We highlight the low PPV for gonorrhoea of an unconfirmed reactive test when deploying molecular testing in a low-prevalence population. Failure to undertake confirmatory testing in low-prevalence settings may lead to inappropriate diagnoses, unnecessary treatment and overestimation of population prevalence.
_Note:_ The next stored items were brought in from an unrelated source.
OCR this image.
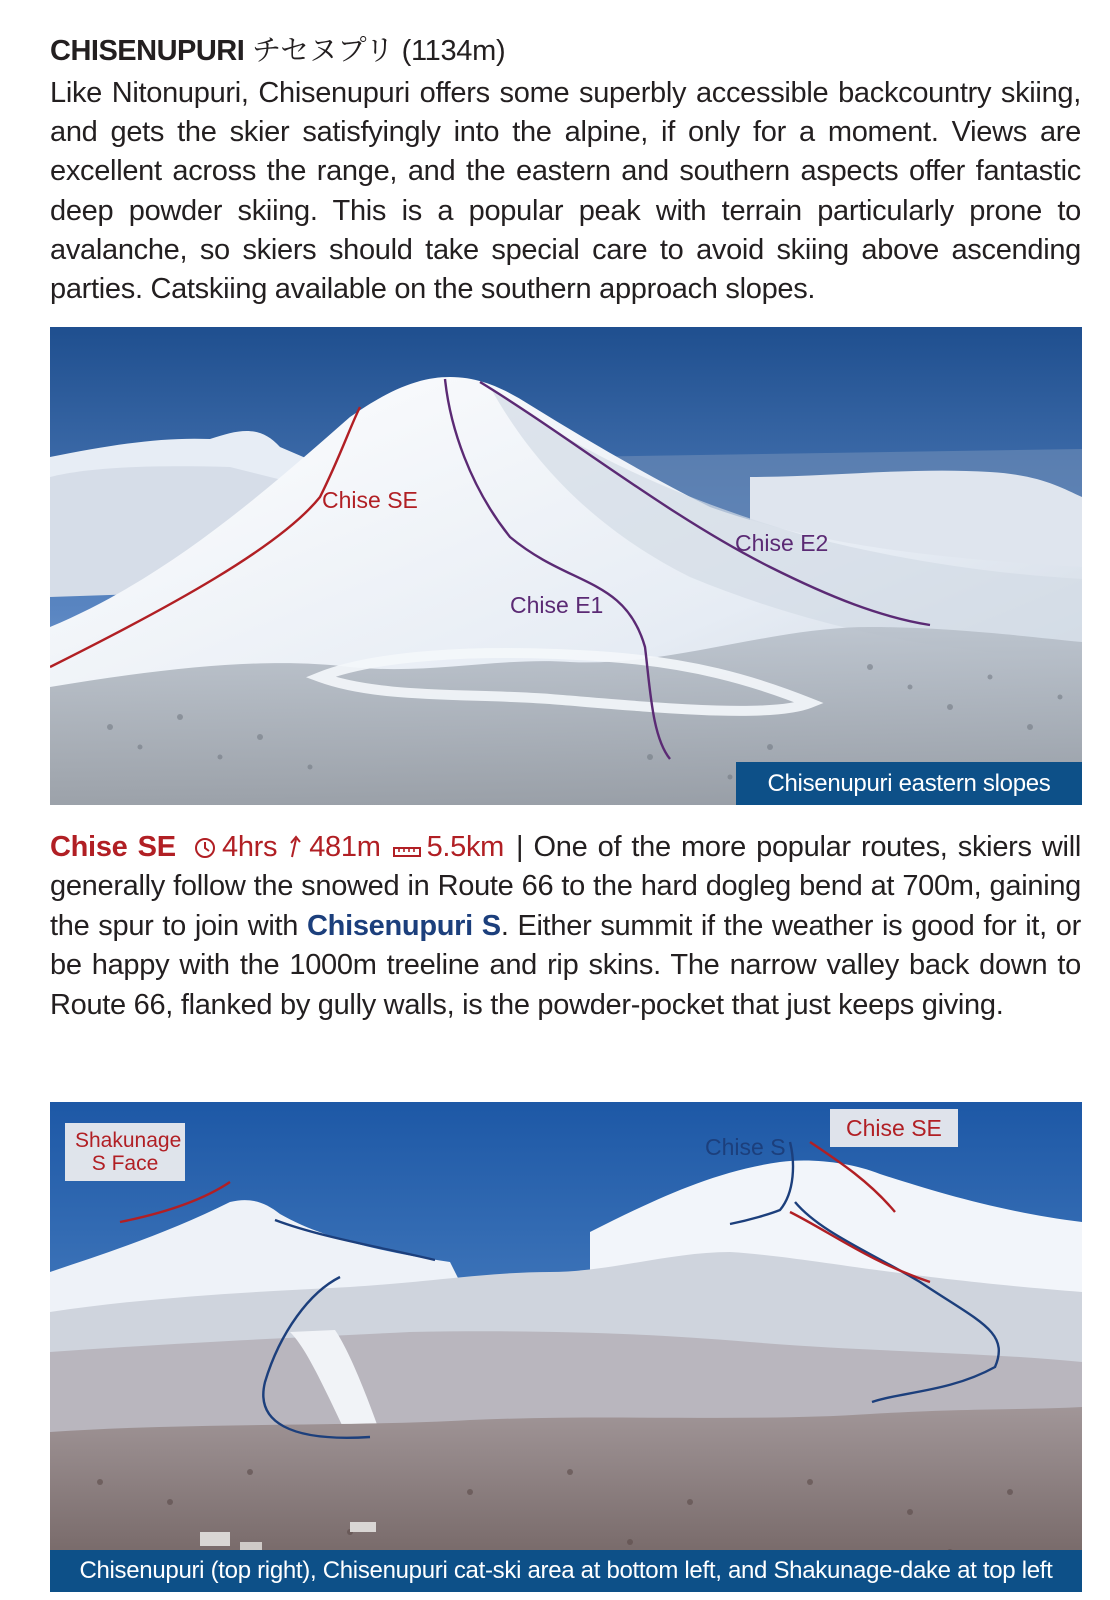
CHISENUPURI チセヌプリ (1134m)

Like Nitonupuri, Chisenupuri offers some superbly accessible backcountry skiing, and gets the skier satisfyingly into the alpine, if only for a moment. Views are excellent across the range, and the eastern and southern aspects offer fantastic deep powder skiing. This is a popular peak with terrain particularly prone to avalanche, so skiers should take special care to avoid skiing above ascending parties. Catskiing available on the southern approach slopes.

Chise SE
Chise E1
Chise E2
Chisenupuri eastern slopes

Chise SE 4hrs 481m 5.5km | One of the more popular routes, skiers will generally follow the snowed in Route 66 to the hard dogleg bend at 700m, gaining the spur to join with Chisenupuri S. Either summit if the weather is good for it, or be happy with the 1000m treeline and rip skins. The narrow valley back down to Route 66, flanked by gully walls, is the powder-pocket that just keeps giving.

Shakunage S Face
Chise S
Chise SE
Chisenupuri (top right), Chisenupuri cat-ski area at bottom left, and Shakunage-dake at top left
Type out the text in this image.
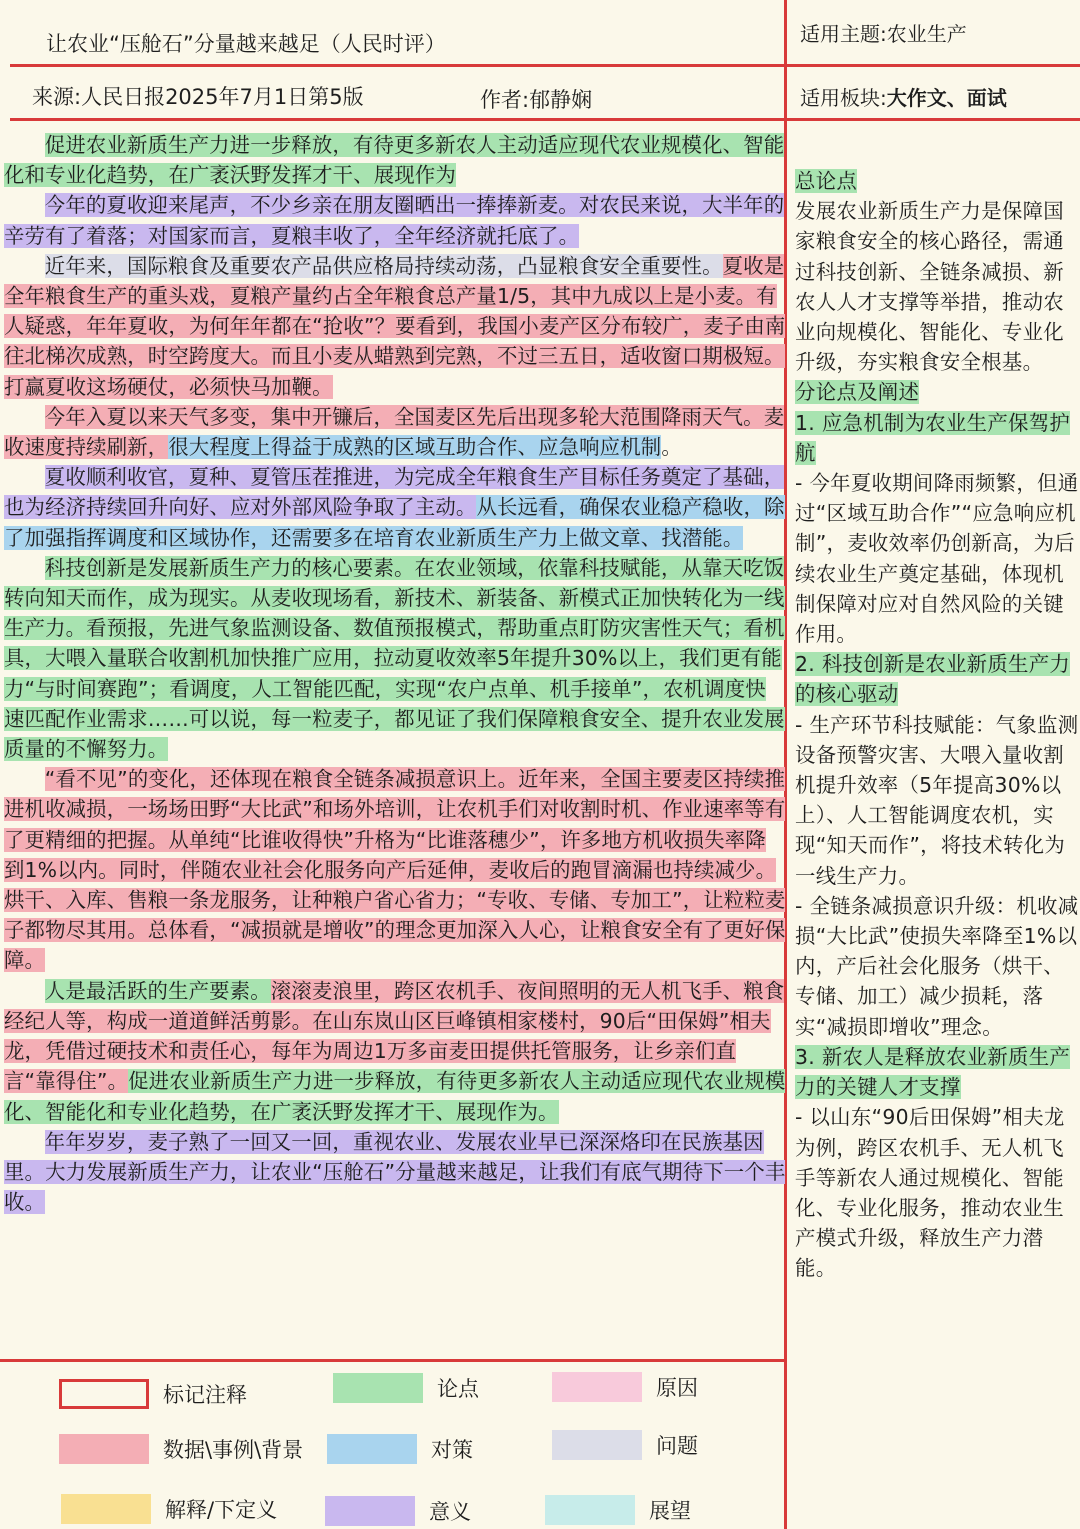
让农业“压舱石”分量越来越足（人民时评）	适用主题:农业生产
来源:人民日报2025年7月1日第5版	作者:郁静娴	适用板块:大作文、面试

促进农业新质生产力进一步释放，有待更多新农人主动适应现代农业规模化、智能化和专业化趋势，在广袤沃野发挥才干、展现作为

今年的夏收迎来尾声，不少乡亲在朋友圈晒出一捧捧新麦。对农民来说，大半年的辛劳有了着落；对国家而言，夏粮丰收了，全年经济就托底了。

近年来，国际粮食及重要农产品供应格局持续动荡，凸显粮食安全重要性。夏收是全年粮食生产的重头戏，夏粮产量约占全年粮食总产量1/5，其中九成以上是小麦。有人疑惑，年年夏收，为何年年都在“抢收”？要看到，我国小麦产区分布较广，麦子由南往北梯次成熟，时空跨度大。而且小麦从蜡熟到完熟，不过三五日，适收窗口期极短。打赢夏收这场硬仗，必须快马加鞭。

今年入夏以来天气多变，集中开镰后，全国麦区先后出现多轮大范围降雨天气。麦收速度持续刷新，很大程度上得益于成熟的区域互助合作、应急响应机制。

夏收顺利收官，夏种、夏管压茬推进，为完成全年粮食生产目标任务奠定了基础，也为经济持续回升向好、应对外部风险争取了主动。从长远看，确保农业稳产稳收，除了加强指挥调度和区域协作，还需要多在培育农业新质生产力上做文章、找潜能。

科技创新是发展新质生产力的核心要素。在农业领域，依靠科技赋能，从靠天吃饭转向知天而作，成为现实。从麦收现场看，新技术、新装备、新模式正加快转化为一线生产力。看预报，先进气象监测设备、数值预报模式，帮助重点盯防灾害性天气；看机具，大喂入量联合收割机加快推广应用，拉动夏收效率5年提升30%以上，我们更有能力“与时间赛跑”；看调度，人工智能匹配，实现“农户点单、机手接单”，农机调度快速匹配作业需求……可以说，每一粒麦子，都见证了我们保障粮食安全、提升农业发展质量的不懈努力。

“看不见”的变化，还体现在粮食全链条减损意识上。近年来，全国主要麦区持续推进机收减损，一场场田野“大比武”和场外培训，让农机手们对收割时机、作业速率等有了更精细的把握。从单纯“比谁收得快”升格为“比谁落穗少”，许多地方机收损失率降到1%以内。同时，伴随农业社会化服务向产后延伸，麦收后的跑冒滴漏也持续减少。烘干、入库、售粮一条龙服务，让种粮户省心省力；“专收、专储、专加工”，让粒粒麦子都物尽其用。总体看，“减损就是增收”的理念更加深入人心，让粮食安全有了更好保障。

人是最活跃的生产要素。滚滚麦浪里，跨区农机手、夜间照明的无人机飞手、粮食经纪人等，构成一道道鲜活剪影。在山东岚山区巨峰镇相家楼村，90后“田保姆”相夫龙，凭借过硬技术和责任心，每年为周边1万多亩麦田提供托管服务，让乡亲们直言“靠得住”。促进农业新质生产力进一步释放，有待更多新农人主动适应现代农业规模化、智能化和专业化趋势，在广袤沃野发挥才干、展现作为。

年年岁岁，麦子熟了一回又一回，重视农业、发展农业早已深深烙印在民族基因里。大力发展新质生产力，让农业“压舱石”分量越来越足，让我们有底气期待下一个丰收。

总论点

发展农业新质生产力是保障国家粮食安全的核心路径，需通过科技创新、全链条减损、新农人人才支撑等举措，推动农业向规模化、智能化、专业化升级，夯实粮食安全根基。

分论点及阐述

1. 应急机制为农业生产保驾护航

- 今年夏收期间降雨频繁，但通过“区域互助合作”“应急响应机制”，麦收效率仍创新高，为后续农业生产奠定基础，体现机制保障对应对自然风险的关键作用。

2. 科技创新是农业新质生产力的核心驱动

- 生产环节科技赋能：气象监测设备预警灾害、大喂入量收割机提升效率（5年提高30%以上）、人工智能调度农机，实现“知天而作”，将技术转化为一线生产力。

- 全链条减损意识升级：机收减损“大比武”使损失率降至1%以内，产后社会化服务（烘干、专储、加工）减少损耗，落实“减损即增收”理念。

3. 新农人是释放农业新质生产力的关键人才支撑

- 以山东“90后田保姆”相夫龙为例，跨区农机手、无人机飞手等新农人通过规模化、智能化、专业化服务，推动农业生产模式升级，释放生产力潜能。

标记注释	论点	原因
数据\事例\背景	对策	问题
解释/下定义	意义	展望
在一项基于人群的大型调查中,研究使用分子检测时未确诊的淋病阳性结果的发生情况。
设计、背景和参与者:2010年至2012年期间,我们对英国15162名年龄在16 - 74岁的男性和女性进行了概率抽样调查。对报告有≥1个终身性伴侣的16 - 44岁参与者的尿液进行淋病奈瑟菌和沙眼衣原体检测,采用Aptima Combo 2(AC2)检测法,阳性或疑似阳性结果通过使用不同核酸靶点的分子检测法进行确认。
共有4550名年龄在16 - 44岁的参与者有尿液检测结果(1885名男性;2665名女性)。对于淋病,最初有18个样本检测呈阳性,8个为疑似阳性。在26个经确认的样本中只有5个呈阳性,初始检测的阳性预测值(PPV)为19%(95%置信区间4%至34%)。大多数(86%(18/21))淋病检测结果未确诊为阳性的参与者报告在过去一年中无避孕套性行为的性伴侣为零个或一个,且无人合并衣原体感染,而所有5个确诊为淋病的参与者均报告近期至少有两个无避孕套性行为的性伴侣,其中4人合并衣原体感染。淋病阳性的加权患病率从初始筛查后的0.4%(0.3%至0.7%)降至确认检测后的<0.1%(0.0%至0.1%)。相比之下,103个样本衣原体检测呈阳性或疑似阳性,98个得到确认(PPV = 95%(91%至99%))。
我们强调在低流行人群中采用分子检测时,未确诊的反应性检测对淋病的阳性预测值较低。在低流行环境中不进行确认检测可能导致不适当的诊断、不必要的治疗以及对人群患病率的高估。